EN septembre 1944, un coup de filet allemand se refermait autour de la famille Cretier dans la ville de Rossum, aux Pays-Bas, à environ 80 kilomètres au sud d’Amsterdam.
Willem Cretier, qui s’était engagé dans la résistance hollandaise, avait évité la capture, alors les Allemands essayèrent de s’en prendre aux membres de sa famille. Il se livrerait certainement pour leur sauver la vie.
Or, son épouse, Geert, avait été prévenue, et elle s’échappa avec leurs trois enfants, deux garçons, Kees et Gérard, et une fille de 10 ans, Everdina, surnommée Sussie. La famille se rassembla dans une ville voisine où elle dut se cacher sous le plancher d’une maison pendant que les Allemands la fouillaient de fond en comble.
Willem était sûr qu’ils finiraient par être découverts. Lors d’une fuite éperdue, la famille traversa un champ à découvert jusqu’aux lignes canadiennes d’où le Fort Garry Horse Regiment la couvrit par un tir de suppression quand des Allemands dans le clocher d’une église voisine la prirent pour cible.
Les Cretier trouvèrent refuge à Alphen, mais ils y éprouvèrent beaucoup de difficultés, contraints de vivre dans une seule pièce et accablés par la disette tout au long de l’hiver de la faim. Un régiment de campagne et un bataillon d’infanterie canadiens, qui arrivèrent dans la ville le 12 novembre, y restèrent pendant cinq mois : assez longtemps pour que se créent des liens d’amitié.
Sussie, sous-alimentée et portant des vêtements usés jusqu’à la corde, quêta des cigarettes pour son père auprès d’un équipage de char d’assaut avec qui elle se lia d’amitié, et dont faisait partie Bob Elliott, qui avait alors 19 ans. L’équipage lui en donna, ainsi que de la gomme et du chocolat pour les enfants. Lorsque Willem, qui était mécanicien avant la guerre, alla remercier les hommes, il se fit embaucher pour travailler sur les chars canadiens.
L’équipage d’Elliott se fit très ami des Cretier, surtout de Sussie, et nomma son char en l’honneur de cette dernière. À Noël, ils lui donnèrent en cadeau de nouveaux vêtements : des chaussures, un chandail, une écharpe, ainsi qu’un manteau et un pantalon fabriqués à partir d’une couverture de l’armée. Chaque soldat avait fait don d’un bouton d’uniforme pour le manteau. Sussie en fut ravie, et sa famille, très touchée.
En février, les habitants d’Alphen firent une haie d’honneur lorsque les chars quittèrent la ville pour se rendre à Nimègue. La guerre prit fin en mai, et les Néerlandais se mirent à rebâtir leur vie. Elliott rendit une dernière fois visite aux Cretier avant de revenir au Canada.

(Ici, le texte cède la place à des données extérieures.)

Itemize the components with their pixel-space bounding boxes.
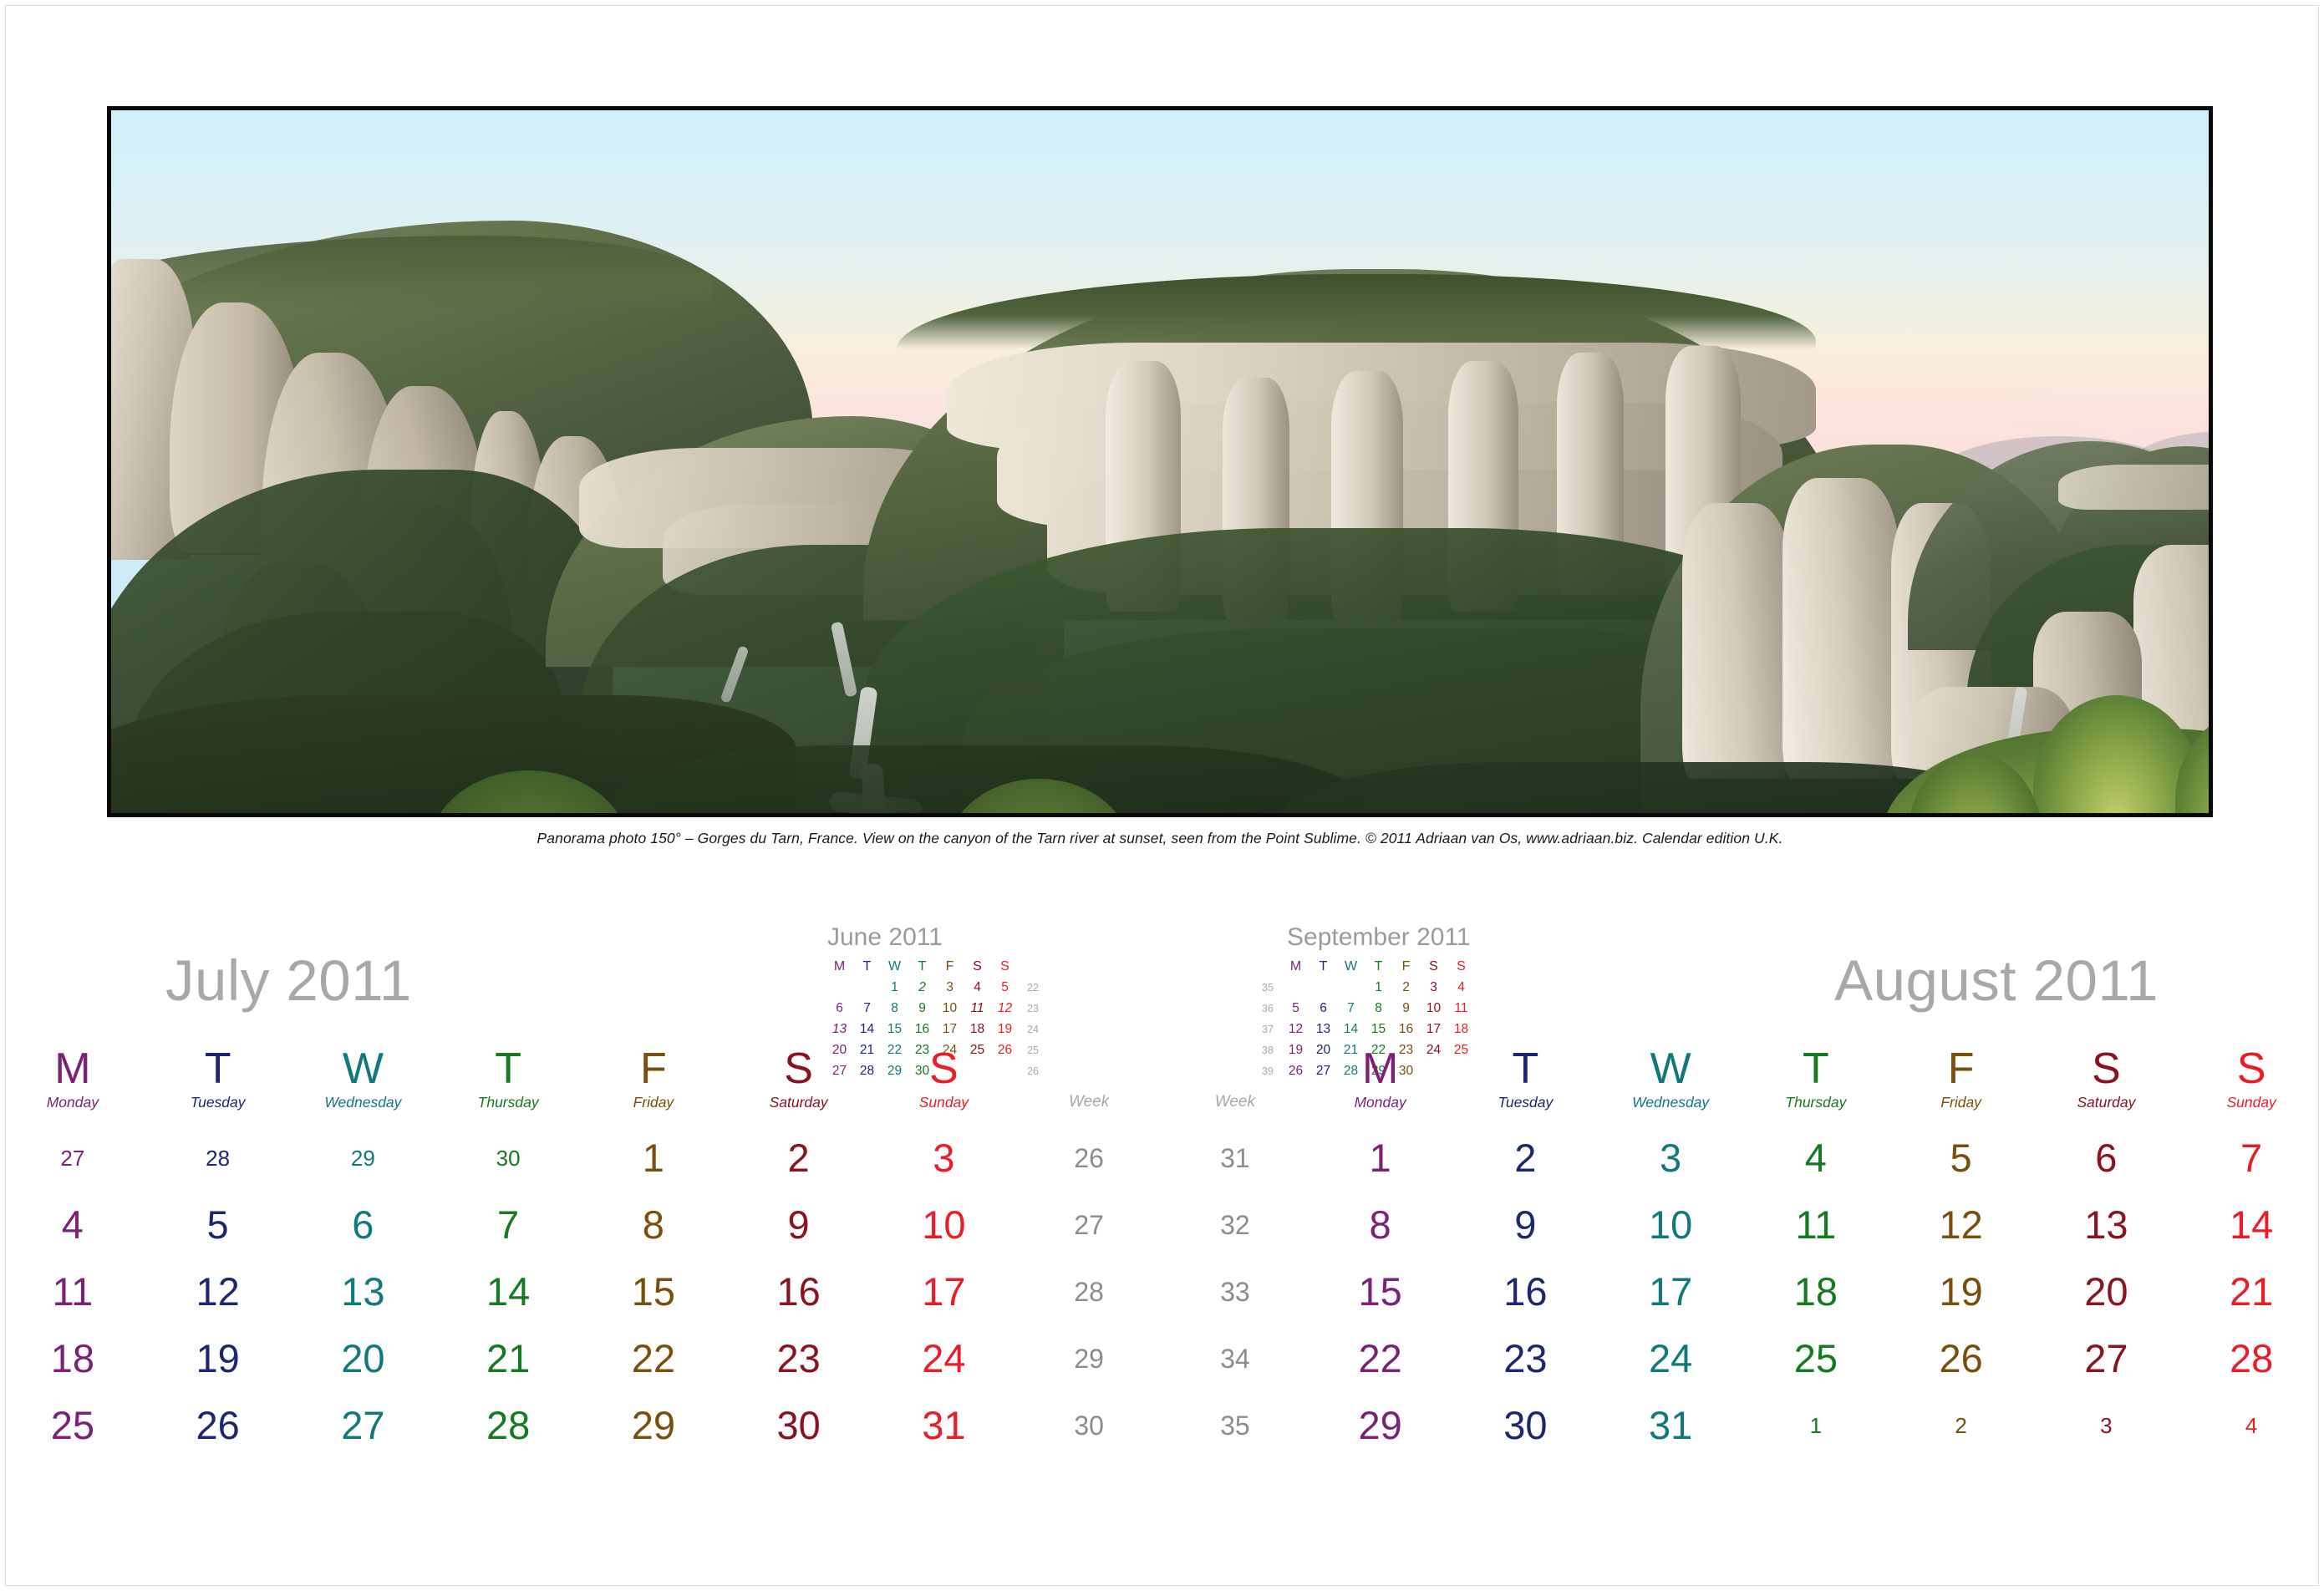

Sussie et Bob poursuivirent chacun sa carrière par la suite, se marièrent et eurent des enfants. En 1981, quand Elliott rendit de nouveau visite aux Cretier, ils étaient tous deux en ins-tance de divorce. Sussie lui montra le précieux manteau qu’elle avait gardé depuis presque 40 ans, ce qui raviva les souvenirs heureux d’un Noël lointain et des généreux Canadiens.
Bob et Sussie tombèrent amoureux et se marièrent en 1985, habitant bientôt tour à tour les Pays-Bas et le Canada.
Sussie, qui s’appelait dorénavant Sue Elliott, donna le manteau à la filiale albertaine Olds de la Légion royale canadienne, de laquelle Bob et elle étaient membres. Il fut exposé pendant les 10 années suivantes avec des objets souvenirs de la filiale et utilisé lors de discussions avec des anciens combattants dans les écoles de la localité. En 2006, il fut donné au Musée canadien de la guerre, à Ottawa.
« Le manteau est un important artéfact de la guerre », dit Alan Buick, auteur de The Little Coat: The Bob and Sue Elliott Story (Le petit manteau : l’histoire de Bob et Sue Elliott, NDT). « C’est un symbole de la compassion que les soldats canadiens avaient envers les Néerlandais. »
Et de la reconnaissance profonde de ces derniers envers leurs libérateurs.
Bob Elliott mourut en 2015. Sue, atteinte de la maladie d’Alzheimer, fut admise peu après dans un établissement de soins de longue durée.